La reciente declaración del ministro Edson Fachin, presidente del Supremo Tribunal Federal (STF), marca un hito que no por necesario deja de ser alarmante. Al fijar 2026 como fecha límite para implementar un código de conducta para los propios ministros, Fachin no solo propone una reforma administrativa; está emitiendo un diagnóstico de urgencia sobre una institución que padece de un mal crónico: el personalismo.
La frase de Fachin es lapidaria: “La consolidación de la democracia depende de la superación de los personalismos que debilitan las estructuras republicanas”. Sin embargo, cabe preguntarse si estas directrices éticas llegan a tiempo o si son apenas un intento de contener una hemorragia de credibilidad que ya parece incontenible.
Sombras sobre la independencia
El sistema judicial brasileño atraviesa un momento de extrema sensibilidad.
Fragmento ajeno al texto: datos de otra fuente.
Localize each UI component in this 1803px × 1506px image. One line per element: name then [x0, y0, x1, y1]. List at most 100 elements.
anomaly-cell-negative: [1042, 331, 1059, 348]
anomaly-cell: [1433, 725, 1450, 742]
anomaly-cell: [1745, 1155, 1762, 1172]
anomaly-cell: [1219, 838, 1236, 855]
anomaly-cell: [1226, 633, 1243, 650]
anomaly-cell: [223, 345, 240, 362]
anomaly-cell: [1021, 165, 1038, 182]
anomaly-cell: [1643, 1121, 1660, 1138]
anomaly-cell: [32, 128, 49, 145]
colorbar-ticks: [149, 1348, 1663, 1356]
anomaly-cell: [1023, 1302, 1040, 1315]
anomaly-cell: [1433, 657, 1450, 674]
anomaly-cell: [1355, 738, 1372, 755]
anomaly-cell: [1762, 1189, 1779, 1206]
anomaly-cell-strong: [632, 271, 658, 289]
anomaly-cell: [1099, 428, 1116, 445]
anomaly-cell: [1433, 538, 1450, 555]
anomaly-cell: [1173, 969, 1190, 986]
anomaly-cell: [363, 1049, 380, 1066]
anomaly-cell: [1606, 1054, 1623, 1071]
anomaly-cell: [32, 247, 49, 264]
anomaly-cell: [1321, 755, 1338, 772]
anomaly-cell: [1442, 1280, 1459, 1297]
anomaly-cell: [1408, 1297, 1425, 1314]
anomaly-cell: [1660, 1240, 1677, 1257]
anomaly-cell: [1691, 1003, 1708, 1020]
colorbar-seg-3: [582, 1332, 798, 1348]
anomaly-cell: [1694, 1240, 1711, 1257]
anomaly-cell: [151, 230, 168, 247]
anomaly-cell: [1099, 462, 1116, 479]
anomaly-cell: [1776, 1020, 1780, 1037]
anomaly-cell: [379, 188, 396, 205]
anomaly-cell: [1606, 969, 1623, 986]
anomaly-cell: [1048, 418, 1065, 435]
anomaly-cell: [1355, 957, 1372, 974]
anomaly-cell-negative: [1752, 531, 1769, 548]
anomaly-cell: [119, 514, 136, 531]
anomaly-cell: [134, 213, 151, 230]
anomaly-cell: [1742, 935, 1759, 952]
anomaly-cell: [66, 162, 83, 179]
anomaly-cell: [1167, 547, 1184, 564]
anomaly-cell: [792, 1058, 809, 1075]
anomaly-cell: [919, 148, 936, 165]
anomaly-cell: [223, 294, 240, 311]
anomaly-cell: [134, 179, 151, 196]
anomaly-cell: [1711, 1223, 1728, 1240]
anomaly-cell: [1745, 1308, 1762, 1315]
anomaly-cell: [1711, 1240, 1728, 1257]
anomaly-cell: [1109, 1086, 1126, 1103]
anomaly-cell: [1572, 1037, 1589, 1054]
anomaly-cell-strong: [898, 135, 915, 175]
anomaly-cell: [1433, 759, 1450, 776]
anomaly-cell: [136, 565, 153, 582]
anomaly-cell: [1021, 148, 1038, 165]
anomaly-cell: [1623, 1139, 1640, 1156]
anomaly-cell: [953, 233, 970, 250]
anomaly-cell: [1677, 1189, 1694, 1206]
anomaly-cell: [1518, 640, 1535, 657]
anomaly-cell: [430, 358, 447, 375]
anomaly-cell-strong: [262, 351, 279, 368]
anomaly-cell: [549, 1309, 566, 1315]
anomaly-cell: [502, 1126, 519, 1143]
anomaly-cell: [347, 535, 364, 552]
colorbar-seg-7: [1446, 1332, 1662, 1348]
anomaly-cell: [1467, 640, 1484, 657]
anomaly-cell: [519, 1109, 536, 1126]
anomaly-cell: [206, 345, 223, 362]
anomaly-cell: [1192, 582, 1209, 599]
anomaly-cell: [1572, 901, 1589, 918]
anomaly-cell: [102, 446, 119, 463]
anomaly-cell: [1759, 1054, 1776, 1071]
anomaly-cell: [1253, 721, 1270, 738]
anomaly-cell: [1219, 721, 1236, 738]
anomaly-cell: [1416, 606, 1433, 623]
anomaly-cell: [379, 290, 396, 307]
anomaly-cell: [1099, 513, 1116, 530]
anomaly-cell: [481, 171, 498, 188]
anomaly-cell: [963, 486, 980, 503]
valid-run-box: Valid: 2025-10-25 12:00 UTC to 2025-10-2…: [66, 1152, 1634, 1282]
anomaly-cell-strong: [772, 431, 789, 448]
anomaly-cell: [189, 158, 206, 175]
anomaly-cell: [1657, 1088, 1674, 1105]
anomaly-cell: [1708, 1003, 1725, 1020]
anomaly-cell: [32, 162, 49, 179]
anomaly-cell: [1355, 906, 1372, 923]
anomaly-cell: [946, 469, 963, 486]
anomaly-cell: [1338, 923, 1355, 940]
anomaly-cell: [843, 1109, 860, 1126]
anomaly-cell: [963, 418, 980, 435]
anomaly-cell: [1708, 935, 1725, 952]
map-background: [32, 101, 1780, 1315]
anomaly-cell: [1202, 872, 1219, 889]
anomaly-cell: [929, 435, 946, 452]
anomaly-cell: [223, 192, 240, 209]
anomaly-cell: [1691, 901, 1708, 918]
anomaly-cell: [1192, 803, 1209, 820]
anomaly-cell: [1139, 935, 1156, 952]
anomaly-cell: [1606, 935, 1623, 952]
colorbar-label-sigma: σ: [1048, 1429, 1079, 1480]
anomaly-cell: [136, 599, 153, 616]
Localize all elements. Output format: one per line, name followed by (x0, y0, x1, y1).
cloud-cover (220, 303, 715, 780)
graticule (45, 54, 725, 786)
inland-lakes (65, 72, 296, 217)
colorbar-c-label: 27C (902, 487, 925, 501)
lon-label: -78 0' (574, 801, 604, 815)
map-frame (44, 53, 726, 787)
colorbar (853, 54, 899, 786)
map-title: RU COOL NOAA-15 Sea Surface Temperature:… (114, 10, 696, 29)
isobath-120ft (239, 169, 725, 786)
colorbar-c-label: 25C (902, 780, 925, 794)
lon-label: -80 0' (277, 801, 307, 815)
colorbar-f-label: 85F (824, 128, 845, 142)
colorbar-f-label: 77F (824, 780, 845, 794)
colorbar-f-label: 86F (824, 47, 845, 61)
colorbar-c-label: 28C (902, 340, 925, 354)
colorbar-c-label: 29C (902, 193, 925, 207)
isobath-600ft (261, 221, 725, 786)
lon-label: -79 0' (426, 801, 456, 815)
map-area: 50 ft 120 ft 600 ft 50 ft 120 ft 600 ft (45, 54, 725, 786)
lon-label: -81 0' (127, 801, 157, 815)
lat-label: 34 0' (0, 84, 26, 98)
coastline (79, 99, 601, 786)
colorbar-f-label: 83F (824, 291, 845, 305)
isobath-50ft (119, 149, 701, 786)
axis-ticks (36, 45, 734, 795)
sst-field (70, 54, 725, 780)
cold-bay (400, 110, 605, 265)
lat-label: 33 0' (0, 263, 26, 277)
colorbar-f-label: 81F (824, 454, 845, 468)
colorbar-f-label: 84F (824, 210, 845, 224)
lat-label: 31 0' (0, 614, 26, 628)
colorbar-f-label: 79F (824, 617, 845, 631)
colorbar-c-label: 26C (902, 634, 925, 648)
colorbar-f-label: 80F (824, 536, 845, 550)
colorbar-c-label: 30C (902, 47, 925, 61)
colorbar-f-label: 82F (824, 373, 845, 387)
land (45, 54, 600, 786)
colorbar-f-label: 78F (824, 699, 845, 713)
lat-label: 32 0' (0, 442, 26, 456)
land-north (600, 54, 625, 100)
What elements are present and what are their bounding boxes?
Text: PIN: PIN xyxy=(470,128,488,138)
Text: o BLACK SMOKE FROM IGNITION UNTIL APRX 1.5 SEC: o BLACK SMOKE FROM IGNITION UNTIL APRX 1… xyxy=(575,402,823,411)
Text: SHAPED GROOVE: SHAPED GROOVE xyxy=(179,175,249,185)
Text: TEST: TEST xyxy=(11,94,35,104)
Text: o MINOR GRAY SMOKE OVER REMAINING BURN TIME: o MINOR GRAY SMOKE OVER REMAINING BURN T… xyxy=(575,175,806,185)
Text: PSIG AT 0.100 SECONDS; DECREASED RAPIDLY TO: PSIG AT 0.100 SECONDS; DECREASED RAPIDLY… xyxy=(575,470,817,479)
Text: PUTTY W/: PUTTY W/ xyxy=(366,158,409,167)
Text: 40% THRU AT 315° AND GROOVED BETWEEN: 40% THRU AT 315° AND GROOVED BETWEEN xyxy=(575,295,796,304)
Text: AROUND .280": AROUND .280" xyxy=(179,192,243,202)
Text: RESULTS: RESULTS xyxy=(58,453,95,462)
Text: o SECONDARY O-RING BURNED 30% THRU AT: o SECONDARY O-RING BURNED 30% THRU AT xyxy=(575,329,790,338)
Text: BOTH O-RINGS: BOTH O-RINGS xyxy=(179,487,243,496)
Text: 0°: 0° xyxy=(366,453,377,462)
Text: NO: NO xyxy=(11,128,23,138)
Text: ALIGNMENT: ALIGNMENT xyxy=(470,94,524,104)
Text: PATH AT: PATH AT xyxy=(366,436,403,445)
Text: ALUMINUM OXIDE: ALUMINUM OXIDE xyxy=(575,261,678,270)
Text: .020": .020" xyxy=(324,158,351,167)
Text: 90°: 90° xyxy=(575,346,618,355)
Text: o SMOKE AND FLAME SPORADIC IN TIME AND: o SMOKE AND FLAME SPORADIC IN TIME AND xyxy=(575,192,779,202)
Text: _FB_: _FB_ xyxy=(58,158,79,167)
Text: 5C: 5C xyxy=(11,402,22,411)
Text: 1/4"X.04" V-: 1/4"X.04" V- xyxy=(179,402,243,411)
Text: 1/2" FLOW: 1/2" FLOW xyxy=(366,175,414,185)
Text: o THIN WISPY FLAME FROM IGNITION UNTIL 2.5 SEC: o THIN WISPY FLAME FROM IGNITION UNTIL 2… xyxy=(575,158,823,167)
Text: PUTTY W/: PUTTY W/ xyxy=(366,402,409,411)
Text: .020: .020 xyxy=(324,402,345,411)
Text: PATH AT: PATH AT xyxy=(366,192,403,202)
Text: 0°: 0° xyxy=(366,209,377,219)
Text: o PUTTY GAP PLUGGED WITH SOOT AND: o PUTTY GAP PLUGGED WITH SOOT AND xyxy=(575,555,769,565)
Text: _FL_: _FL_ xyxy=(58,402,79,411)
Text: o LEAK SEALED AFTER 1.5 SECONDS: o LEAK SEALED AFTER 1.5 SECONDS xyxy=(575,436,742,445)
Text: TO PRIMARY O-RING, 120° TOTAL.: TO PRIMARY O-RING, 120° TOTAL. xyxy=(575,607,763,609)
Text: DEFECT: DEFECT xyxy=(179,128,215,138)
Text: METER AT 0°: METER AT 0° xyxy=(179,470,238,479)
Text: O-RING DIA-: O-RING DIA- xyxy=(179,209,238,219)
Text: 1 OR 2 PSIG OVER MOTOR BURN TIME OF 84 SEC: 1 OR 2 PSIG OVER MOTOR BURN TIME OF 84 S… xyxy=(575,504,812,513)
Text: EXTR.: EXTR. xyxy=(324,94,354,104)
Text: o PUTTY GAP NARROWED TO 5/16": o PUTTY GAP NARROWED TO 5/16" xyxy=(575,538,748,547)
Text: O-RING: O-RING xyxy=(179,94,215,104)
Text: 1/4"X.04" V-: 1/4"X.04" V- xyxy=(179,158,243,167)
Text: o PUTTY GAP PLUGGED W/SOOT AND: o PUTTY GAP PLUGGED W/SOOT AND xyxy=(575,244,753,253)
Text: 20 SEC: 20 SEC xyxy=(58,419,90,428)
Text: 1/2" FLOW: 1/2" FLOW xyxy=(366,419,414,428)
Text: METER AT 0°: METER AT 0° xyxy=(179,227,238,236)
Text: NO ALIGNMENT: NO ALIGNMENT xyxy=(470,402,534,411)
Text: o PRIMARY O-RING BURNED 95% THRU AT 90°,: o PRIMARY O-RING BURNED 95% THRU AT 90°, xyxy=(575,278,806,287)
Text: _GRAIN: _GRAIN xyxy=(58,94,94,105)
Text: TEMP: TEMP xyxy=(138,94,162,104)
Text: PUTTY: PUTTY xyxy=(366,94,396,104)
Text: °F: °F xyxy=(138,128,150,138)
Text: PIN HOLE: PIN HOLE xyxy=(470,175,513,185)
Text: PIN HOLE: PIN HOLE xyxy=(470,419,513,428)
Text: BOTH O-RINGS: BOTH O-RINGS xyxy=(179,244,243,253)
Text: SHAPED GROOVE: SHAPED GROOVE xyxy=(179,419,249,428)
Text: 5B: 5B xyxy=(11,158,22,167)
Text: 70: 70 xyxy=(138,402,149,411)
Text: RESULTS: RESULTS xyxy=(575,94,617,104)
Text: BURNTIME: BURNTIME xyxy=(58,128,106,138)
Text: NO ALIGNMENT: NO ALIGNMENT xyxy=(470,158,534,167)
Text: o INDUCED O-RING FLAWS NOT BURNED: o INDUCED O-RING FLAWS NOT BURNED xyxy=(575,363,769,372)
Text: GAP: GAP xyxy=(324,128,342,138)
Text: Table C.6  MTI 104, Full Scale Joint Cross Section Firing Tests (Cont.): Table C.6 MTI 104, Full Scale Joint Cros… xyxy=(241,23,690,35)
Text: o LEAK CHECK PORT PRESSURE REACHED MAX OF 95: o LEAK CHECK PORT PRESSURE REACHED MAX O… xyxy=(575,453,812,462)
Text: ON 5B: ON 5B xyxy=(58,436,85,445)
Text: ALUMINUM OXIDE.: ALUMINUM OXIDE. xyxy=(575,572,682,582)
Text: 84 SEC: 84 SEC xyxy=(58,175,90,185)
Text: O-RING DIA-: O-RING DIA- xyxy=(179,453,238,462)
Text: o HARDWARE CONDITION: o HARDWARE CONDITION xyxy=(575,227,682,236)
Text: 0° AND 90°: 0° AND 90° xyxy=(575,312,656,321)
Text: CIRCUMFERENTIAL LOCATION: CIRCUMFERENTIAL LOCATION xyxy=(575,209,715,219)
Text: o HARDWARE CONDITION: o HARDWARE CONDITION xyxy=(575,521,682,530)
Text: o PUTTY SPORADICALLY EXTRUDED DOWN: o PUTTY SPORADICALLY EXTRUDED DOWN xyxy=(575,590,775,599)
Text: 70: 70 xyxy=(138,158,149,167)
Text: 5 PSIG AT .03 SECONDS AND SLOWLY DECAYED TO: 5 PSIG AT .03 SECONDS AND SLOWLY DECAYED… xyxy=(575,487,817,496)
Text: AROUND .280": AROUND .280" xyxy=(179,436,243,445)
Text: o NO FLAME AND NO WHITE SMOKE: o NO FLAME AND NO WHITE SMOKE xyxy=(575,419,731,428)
La sombra de la duda se proyecta sobre casos que han definido el rumbo político del país. Es imposible ignorar que la anulación de las condenas de Lula da Silva, liderada precisamente por Fachin, se basó en tecnicismos de jurisdicción y no en una declaración de inocencia. El silencio absoluto y la falta de una fecha para la reanudación de esos juicios alimentan la percepción de una “impunidad procesal” que hiere la confianza pública.
A esto se suma la alarmante configuración de la Primera Sala del STF. Con perfiles como Cristiano Zanin (exabogado personal de Lula), Flávio Dino (su exministro de Justicia y miembro del Partido Comunista), Cármen Lucía y Jorge Messias —todos nombrados por Lula—, el tribunal corre el riesgo de ser percibido no como un árbitro neutral, sino como un escudo político. Cuando los jueces de la máxima corte son “amigos cercanos” del poder de turno, la democracia pierde su contrapeso esencial.
El “Caso Master”: La ética en el jet privado
Si la composición política genera dudas, los escándalos éticos generan indignación. El caso del Banco Master es el ejemplo perfecto de por qué el código de conducta que menciona Fachin es una deuda de ayer, no de 2026.
Resulta difícil de explicar a la ciudadanía que el magistrado Dias Toffoli, apenas 24 horas después de ser nombrado relator de un caso de fraude financiero, viaje a la final de la Libertadores en el jet privado del abogado de una de las partes implicadas. Que, días después, el mismo ministro impusiera el secreto de sumario sobre el caso, solo agrava la sospecha.
La trama se oscurece aún más cuando aparecen vínculos contractuales millonarios, como los R$ 129 millones firmados entre el Banco Master y el bufete de la esposa del ministro Alexandre de Moraes. Estas “coincidencias” entre la vida privada de los magistrados, sus círculos familiares y las causas que deciden son el veneno que consume la imparcialidad judicial.
Conclusión: ¿Institución o archipiélago?
Brasil no puede permitirse un Tribunal Supremo que funcione como un archipiélago de voluntades individuales y favores cruzados. El anuncio de Fachin sobre la “internalización de prácticas impersonales” es un reconocimiento implícito de que, hoy, el STF es demasiado personalista.
Un código de ética no es un lujo burocrático; es la última línea de defensa para evitar que la justicia se convierta en una herramienta de conveniencia. Si el STF no logra mirarse al espejo y corregir estos vicios antes de 2026, el daño a las estructuras republicanas podría ser irreversible. La justicia, para ser tal, no solo debe ser recta, sino también parecerlo.
La falta de independencia del STF no es solo una percepción; es el resultado de una estructura que permite la promiscuidad entre la política, los grandes negocios y la toga.
Mientras los magistrados se sientan en jets privados de abogados y el Tribunal se llene de aliados políticos del presidente, el STF seguirá siendo visto por la mitad de la población no como el guardián de la Constitución, sino como un obstáculo para la verdadera democracia. La propuesta de un código de ética para 2026 parece, en este contexto, un paliativo tardío para una institución que necesita una reforma estructural profunda.